Sorry for the long post but it is the Engineer in me.
The problem is not distance but time dependant and is completely dependant on individual’s fitness, height (length of stride), and percent grade being taken, but here goes a typical example for me to illustrate the point.
On an ascent of a grade of about 20% with a fully loaded pack I typically pull about 0.5 miles per hour with a stride of about 18”. So in a 1 hour’s time I would travel a horizontal distance 2640 ft and a vertical distance of 528 ft. So to get the equivalent of 1000 ft vertical on a 20% slope = (2640*1000)/528 = 5000 ft horizontal or 0.94 miles, which takes 1.88 hours to cover.

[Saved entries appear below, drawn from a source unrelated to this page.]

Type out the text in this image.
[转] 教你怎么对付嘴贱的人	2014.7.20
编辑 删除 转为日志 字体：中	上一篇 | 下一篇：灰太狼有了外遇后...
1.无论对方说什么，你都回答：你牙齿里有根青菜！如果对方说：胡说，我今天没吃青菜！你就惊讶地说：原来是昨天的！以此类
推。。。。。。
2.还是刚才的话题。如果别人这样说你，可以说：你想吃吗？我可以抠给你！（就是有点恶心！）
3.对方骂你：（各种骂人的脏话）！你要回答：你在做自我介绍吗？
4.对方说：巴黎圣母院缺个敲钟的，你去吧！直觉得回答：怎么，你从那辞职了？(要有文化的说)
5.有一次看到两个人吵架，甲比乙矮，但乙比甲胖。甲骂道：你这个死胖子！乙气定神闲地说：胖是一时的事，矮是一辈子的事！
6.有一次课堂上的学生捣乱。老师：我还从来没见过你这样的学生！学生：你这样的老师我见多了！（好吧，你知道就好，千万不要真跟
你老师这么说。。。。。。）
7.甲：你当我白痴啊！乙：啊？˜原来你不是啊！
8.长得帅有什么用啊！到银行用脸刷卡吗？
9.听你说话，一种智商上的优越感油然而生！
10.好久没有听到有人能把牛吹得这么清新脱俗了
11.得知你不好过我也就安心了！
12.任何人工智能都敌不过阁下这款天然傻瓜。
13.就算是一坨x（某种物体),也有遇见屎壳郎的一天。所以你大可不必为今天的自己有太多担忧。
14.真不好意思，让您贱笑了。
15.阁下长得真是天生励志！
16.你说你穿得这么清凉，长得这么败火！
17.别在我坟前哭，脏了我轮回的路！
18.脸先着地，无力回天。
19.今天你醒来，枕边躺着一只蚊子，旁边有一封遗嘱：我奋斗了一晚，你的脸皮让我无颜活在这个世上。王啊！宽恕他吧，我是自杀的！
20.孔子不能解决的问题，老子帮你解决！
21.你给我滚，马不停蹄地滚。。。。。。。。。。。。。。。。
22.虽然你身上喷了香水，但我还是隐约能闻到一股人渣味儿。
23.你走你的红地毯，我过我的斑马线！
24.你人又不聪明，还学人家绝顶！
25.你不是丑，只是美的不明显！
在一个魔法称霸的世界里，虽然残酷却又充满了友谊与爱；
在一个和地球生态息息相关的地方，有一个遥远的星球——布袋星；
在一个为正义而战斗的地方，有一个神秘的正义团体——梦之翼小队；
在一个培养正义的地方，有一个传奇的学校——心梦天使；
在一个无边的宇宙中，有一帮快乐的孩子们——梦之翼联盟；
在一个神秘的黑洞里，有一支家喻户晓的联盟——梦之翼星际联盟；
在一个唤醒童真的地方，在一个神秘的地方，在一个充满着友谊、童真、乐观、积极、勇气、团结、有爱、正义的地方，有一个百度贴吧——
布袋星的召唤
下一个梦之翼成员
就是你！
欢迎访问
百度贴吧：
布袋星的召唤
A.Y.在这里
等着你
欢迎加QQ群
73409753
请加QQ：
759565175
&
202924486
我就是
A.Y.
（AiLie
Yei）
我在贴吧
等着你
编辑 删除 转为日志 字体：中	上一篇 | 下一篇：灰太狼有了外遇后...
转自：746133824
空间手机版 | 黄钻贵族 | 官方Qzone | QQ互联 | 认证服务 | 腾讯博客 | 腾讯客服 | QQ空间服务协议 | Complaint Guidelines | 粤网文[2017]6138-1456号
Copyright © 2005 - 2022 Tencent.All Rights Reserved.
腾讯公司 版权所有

Descending I can cover around 2 miles per hour with a stride of a little over 3 feet. For the same grade as outlined above and same duration of 1 hour. I would travel a horizontal distance of 10,560 ft and a vertical distance of 2112 ft. So to get the equivalent of 1000 ft vertical on a 20% slope = (10560*1000)/2112 = 5000 ft horizontal or 0.94 miles but takes 0.47 hours to cover.
So as the example shows the vertical and horizontal relationships are the same but it is the time it takes to cover what is different, of course this assumes the same conditions for ascending and descending. So for me it is add 1.88 hours for a gain and 0.47 hours for a loss in elevation.